Let’s suppose that the prevalence $p=\frac{1}{1000}$, then we calculate the probability of a person having the disease given a positive test:  $\mathbb{P}(X=1|T=1) = \frac{0.95 * 0.001}{0.95 *0.001 + 0.02*0.999} = 0.045$! So a person with a positive result has a less than 5 percent chance of having the disease. I thought that this was extremely surprising, and it comes down to the prevalence of the disease, basically the less prevalent, the better your test needs to be to detect it above the noise.

An $n^{th}$ example

This got me thinking, how many positive tests would you need to conclude that a person has a disease? In other words, how fast, if it at all, does the probability of a person having the disease go to 1 as the number of positive tests, in a row, goes to infinity?

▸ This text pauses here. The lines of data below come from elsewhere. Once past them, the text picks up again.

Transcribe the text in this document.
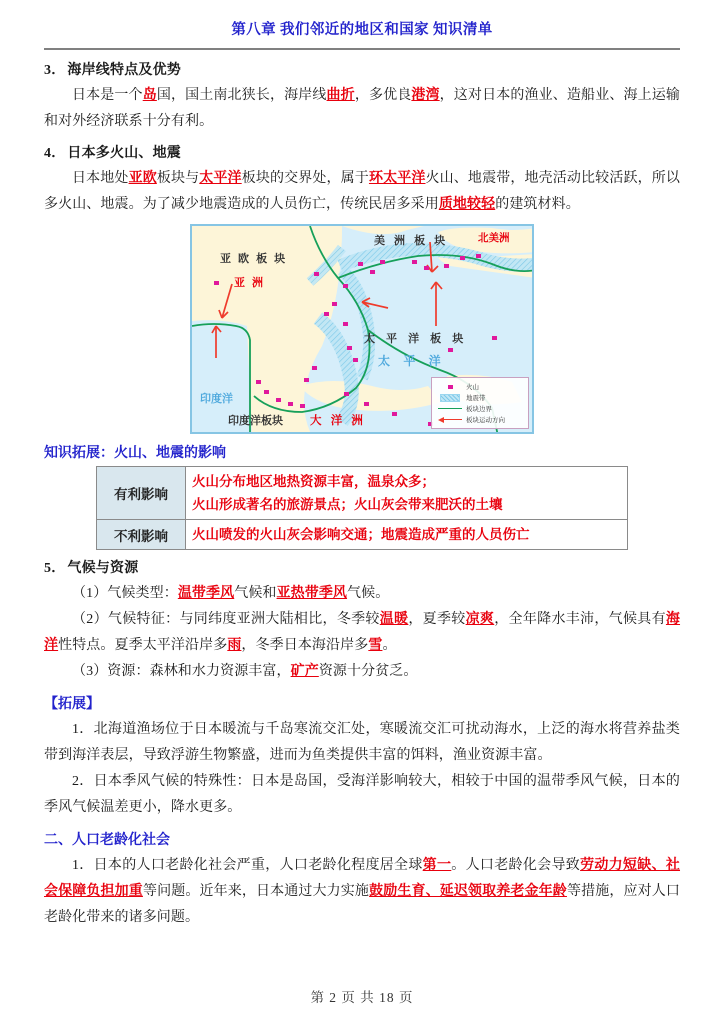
第八章 我们邻近的地区和国家 知识清单
3． 海岸线特点及优势

日本是一个岛国，国土南北狭长，海岸线曲折，多优良港湾，这对日本的渔业、造船业、海上运输和对外经济联系十分有利。

4． 日本多火山、地震

日本地处亚欧板块与太平洋板块的交界处，属于环太平洋火山、地震带，地壳活动比较活跃，所以多火山、地震。为了减少地震造成的人员伤亡，传统民居多采用质地较轻的建筑材料。

亚 欧 板 块
亚 洲
美 洲 板 块	北美洲
太 平 洋 板 块
太 平 洋
印度洋
印度洋板块 大 洋 洲
火山
地震带
板块边界
板块运动方向
知识拓展：火山、地震的影响
有利影响	火山分布地区地热资源丰富，温泉众多；
火山形成著名的旅游景点；火山灰会带来肥沃的土壤

不利影响	火山喷发的火山灰会影响交通；地震造成严重的人员伤亡
5． 气候与资源

（1）气候类型：温带季风气候和亚热带季风气候。

（2）气候特征：与同纬度亚洲大陆相比，冬季较温暖，夏季较凉爽，全年降水丰沛，气候具有海洋性特点。夏季太平洋沿岸多雨，冬季日本海沿岸多雪。

（3）资源：森林和水力资源丰富，矿产资源十分贫乏。

【拓展】

1．北海道渔场位于日本暖流与千岛寒流交汇处，寒暖流交汇可扰动海水，上泛的海水将营养盐类带到海洋表层，导致浮游生物繁盛，进而为鱼类提供丰富的饵料，渔业资源丰富。

2．日本季风气候的特殊性：日本是岛国，受海洋影响较大，相较于中国的温带季风气候，日本的季风气候温差更小，降水更多。

二、人口老龄化社会

1．日本的人口老龄化社会严重，人口老龄化程度居全球第一。人口老龄化会导致劳动力短缺、社会保障负担加重等问题。近年来，日本通过大力实施鼓励生育、延迟领取养老金年龄等措施，应对人口老龄化带来的诸多问题。

第 2 页 共 18 页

To do this we’ll think about a guy Bob who has just walked into the clinic to get tested. Because of recent legislation, everyone in the entire world has to get tested for this disease, and so the prevalence amongst those getting tested is just the same as the prevalence of the disease in general. We call this prevalence $p$ as before and treat this as known.

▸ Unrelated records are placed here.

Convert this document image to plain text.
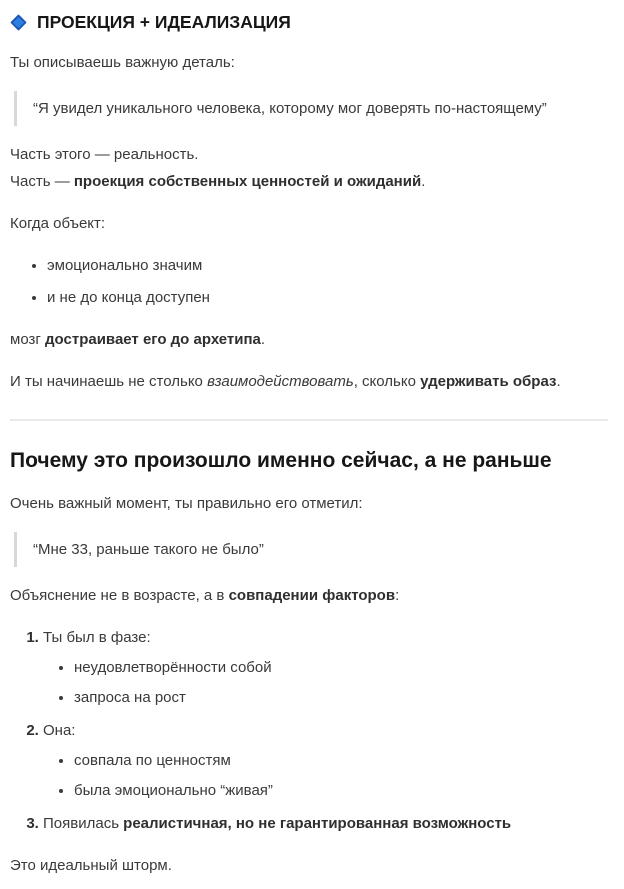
ПРОЕКЦИЯ + ИДЕАЛИЗАЦИЯ

Ты описываешь важную деталь:

“Я увидел уникального человека, которому мог доверять по-настоящему”

Часть этого — реальность.
Часть — проекция собственных ценностей и ожиданий.

Когда объект:

• эмоционально значим
• и не до конца доступен

мозг достраивает его до архетипа.

И ты начинаешь не столько взаимодействовать, сколько удерживать образ.

Почему это произошло именно сейчас, а не раньше

Очень важный момент, ты правильно его отметил:

“Мне 33, раньше такого не было”

Объяснение не в возрасте, а в совпадении факторов:

1. Ты был в фазе:
• неудовлетворённости собой
• запроса на рост
2. Она:
• совпала по ценностям
• была эмоционально “живая”
3. Появилась реалистичная, но не гарантированная возможность

Это идеальный шторм.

This time $B$ will be a random variable that is our prior belief about whether Bob has the disease, this will again be the Bernoulli distribution with parameter $p$.

The difference this time is we will perform multiple tests on the same person, but that it returns positive or negative each time ‘independently’. Now for a sequence of tests identically distributed tests $T_1, \dots , T_n$ it is of course not the case that they are independent as it is plain that $\mathbb{P}(T_{i}=1) < \mathbb{P}(T_{i}=1|T_j =1)$. What we want instead is conditional independence, namely that

$\mathbb{P}(T_i=t_1\&T_j=t_2|B=x)=\mathbb{P}(T_j=t_2|B=x) \mathbb{P}(T_i=t_1|B=x)$ for all $i,j, t, x$.

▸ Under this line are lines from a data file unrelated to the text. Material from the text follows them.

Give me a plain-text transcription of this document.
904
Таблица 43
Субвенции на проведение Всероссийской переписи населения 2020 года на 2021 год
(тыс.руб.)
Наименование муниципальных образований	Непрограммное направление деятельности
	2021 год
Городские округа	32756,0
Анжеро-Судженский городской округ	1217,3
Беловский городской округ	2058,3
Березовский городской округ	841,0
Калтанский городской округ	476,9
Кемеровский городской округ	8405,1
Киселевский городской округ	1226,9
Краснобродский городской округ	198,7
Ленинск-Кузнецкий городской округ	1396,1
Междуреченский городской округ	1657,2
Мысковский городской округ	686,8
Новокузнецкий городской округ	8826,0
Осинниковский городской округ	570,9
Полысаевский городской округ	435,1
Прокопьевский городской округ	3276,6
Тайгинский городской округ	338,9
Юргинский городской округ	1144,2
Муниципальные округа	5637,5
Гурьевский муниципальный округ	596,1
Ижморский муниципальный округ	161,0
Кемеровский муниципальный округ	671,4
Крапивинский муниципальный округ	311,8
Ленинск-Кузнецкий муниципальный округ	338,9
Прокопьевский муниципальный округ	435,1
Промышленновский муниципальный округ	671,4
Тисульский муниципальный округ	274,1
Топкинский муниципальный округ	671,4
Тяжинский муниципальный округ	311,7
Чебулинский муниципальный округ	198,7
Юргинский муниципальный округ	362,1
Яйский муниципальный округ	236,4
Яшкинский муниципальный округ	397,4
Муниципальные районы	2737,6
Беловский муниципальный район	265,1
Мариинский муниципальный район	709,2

What this means is that the probability of a test getting it wrong or right is independent of the person it is testing, and depends only on whether or not the person has the disease.

Now we update our prior given that we have $n$ positive tests, that is $\bigcap \limits _{i=1}^n (T_i=1)$, which we’ll calll $E_n$ for brevity:

$\mathbb{P}(B=1 | E_n) = \frac{\mathbb{P}(E_n|B=1) \mathbb{P}(B=1)}{\mathbb{P}(E_n)}$

now using the conditional independence, and the law of total probability as before gives:

$\mathbb{P}(B=1|E_n)=\frac{q^np}{q^np+(1-w)^n(1-p)}$.

and isolating the dependence on $n$:

$\frac{1}{1+ \left ( \frac{1-w}{q} \right )^n \frac{1-p}{p}}$

and hence $\mathbb{P}(B=1 | E_n) \to 1$ as $n \to \infty$ iff $\left (\frac{1-w}{q} \right )^n \to 0$ as $n \to \infty$ iff $w+q >1$. Also notice that we need to assume that $p$ is not 1 or 0, otherwise there is nothing to do since the prevalence is total or non-existent.

So how fast does it converge? As you can see it goes to 1 at a rate of $\left(\frac{1-w}{q}\right)^n$, faster than any polynomial! So we say that event $(B=1|E_n)$ occurs with overwhelming probability.